Why is she so attracted to the king in the first place? Henry Kissinger has helpfully explained that power is the ultimate aphrodisiac, and Mongkut has it—in Siam, anyway. Why is he attracted to her? Because she stands up to him and even tells him off. Inside every sadist is a masochist, cringing to taste his own medicine.
The unwholesome undercurrents of the story of Anna and the King of Siam have nagged at me for years, through many ordeals of sitting through the stage and screen versions of The King and I, which is surely the most cheerless of Rodgers and Hammerstein’s musicals. The story is not intended to be thought about. It is an exotic escapist entertainment for matinee ladies, who can fantasize about sex with that intriguing bald monster, and indulge their harem fantasies. There is no reason for any man to ever see the play.
Now here is a straight dramatic version of the material, named Anna and the King, and starring Jodie Foster opposite the Hong Kong action star Chow Yun-Fat. It is long and mostly told in the same flat monotone, but has one enormous advantage over the musical: It does not contain “I Whistle a Happy Tune.” The screenplay has other wise improvements on the source material. The king, for example, says “and so on and on” only once, and “et cetera” not at all. And there is only one occasion when he tells Anna her head cannot be higher than his.
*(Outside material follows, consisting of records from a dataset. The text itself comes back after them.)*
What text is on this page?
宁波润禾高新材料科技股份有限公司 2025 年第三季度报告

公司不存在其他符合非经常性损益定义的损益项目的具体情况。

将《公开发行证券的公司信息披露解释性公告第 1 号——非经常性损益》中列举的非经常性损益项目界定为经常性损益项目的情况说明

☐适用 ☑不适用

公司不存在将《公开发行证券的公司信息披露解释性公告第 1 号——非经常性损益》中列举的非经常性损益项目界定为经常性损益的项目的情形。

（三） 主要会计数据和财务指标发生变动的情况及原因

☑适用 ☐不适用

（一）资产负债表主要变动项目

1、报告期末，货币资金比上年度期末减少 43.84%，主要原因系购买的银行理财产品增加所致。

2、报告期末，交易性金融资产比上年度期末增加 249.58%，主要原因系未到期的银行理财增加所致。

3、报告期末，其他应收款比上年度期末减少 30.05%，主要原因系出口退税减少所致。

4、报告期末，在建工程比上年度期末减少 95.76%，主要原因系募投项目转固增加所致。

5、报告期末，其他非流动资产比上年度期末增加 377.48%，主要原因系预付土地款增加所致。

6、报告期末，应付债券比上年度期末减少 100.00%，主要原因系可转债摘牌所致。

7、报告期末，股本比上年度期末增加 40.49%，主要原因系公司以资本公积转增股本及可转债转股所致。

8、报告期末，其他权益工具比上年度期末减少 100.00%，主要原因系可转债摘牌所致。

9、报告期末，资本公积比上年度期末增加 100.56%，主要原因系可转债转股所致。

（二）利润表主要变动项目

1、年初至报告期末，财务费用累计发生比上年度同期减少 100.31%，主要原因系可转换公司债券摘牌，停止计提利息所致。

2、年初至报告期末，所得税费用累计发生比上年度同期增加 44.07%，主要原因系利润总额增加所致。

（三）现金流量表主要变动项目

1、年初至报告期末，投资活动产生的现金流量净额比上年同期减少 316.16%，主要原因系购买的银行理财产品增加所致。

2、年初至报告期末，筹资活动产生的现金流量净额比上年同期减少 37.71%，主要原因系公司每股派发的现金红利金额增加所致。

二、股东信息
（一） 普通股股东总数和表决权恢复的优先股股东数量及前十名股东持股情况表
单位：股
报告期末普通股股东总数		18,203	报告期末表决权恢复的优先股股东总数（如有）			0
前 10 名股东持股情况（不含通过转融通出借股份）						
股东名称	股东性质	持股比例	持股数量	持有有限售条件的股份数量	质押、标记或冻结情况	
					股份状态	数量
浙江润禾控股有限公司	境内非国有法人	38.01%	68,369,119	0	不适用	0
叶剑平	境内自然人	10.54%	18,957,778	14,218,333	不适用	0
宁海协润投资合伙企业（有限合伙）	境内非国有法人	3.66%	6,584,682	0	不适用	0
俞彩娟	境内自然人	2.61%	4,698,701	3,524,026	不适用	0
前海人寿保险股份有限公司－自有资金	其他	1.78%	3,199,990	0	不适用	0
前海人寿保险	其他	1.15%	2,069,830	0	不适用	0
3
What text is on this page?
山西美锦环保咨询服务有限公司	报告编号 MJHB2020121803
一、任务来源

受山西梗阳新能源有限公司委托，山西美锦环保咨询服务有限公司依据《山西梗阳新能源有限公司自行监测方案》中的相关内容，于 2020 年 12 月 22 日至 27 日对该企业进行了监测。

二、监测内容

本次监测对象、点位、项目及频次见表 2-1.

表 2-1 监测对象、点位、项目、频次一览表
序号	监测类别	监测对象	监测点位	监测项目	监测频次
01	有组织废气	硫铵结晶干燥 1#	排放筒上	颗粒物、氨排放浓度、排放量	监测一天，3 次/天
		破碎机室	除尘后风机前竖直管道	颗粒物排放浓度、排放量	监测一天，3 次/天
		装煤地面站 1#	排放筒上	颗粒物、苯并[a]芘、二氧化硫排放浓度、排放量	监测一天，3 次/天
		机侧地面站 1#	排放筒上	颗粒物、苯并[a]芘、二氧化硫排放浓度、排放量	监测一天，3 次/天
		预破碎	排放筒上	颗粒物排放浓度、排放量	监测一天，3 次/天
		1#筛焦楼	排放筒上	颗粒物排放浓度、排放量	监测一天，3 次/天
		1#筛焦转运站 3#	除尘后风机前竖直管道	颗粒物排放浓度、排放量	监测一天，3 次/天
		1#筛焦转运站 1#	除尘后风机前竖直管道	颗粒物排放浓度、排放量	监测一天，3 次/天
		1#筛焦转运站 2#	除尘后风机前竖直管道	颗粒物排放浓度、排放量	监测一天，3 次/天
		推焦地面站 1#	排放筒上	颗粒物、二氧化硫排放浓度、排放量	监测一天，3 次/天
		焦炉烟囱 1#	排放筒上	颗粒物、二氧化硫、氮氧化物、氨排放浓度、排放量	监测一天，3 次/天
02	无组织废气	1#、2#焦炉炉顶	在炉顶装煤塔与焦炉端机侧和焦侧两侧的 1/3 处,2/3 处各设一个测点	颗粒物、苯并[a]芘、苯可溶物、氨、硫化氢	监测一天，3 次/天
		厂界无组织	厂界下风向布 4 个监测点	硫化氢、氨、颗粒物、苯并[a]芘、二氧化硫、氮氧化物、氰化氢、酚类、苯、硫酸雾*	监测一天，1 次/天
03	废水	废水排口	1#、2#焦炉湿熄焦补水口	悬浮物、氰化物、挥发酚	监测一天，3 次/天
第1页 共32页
Productions of the stage musical belabor this last point so painfully they should be staged in front of one of those police lineups with feet and inches marked on it.
Jodie Foster’s performance projects a strange aura. Here is an actress meant to play a woman who is in love, and she seems subtly uncomfortable with that fate. I think I know why. Foster is not only a wonderful actor but an intelligent one—one of our smartest. There are few things harder for an actor to do than play beneath their intelligence. Oh, they can play dumb people who are supposed to be dumb. But it is almost impossible to play a dumb person who is supposed to be smart, and that’s what she has to do as Anna.
She arrives in Siam, a widow with a young boy, and finds herself in the realm of this egotistical sexual monster with a palace full of women. Yes, he is charming; Hitler is said to have been charming, and so, of course, was Hannibal Lecter. She must try to educate the king’s children (sixty-eight, I think I heard) and at the same time civilize him by the British standards of the time, which were racist, imperialist, and jingoistic, but frowned on chaining women in the rain until they surrendered.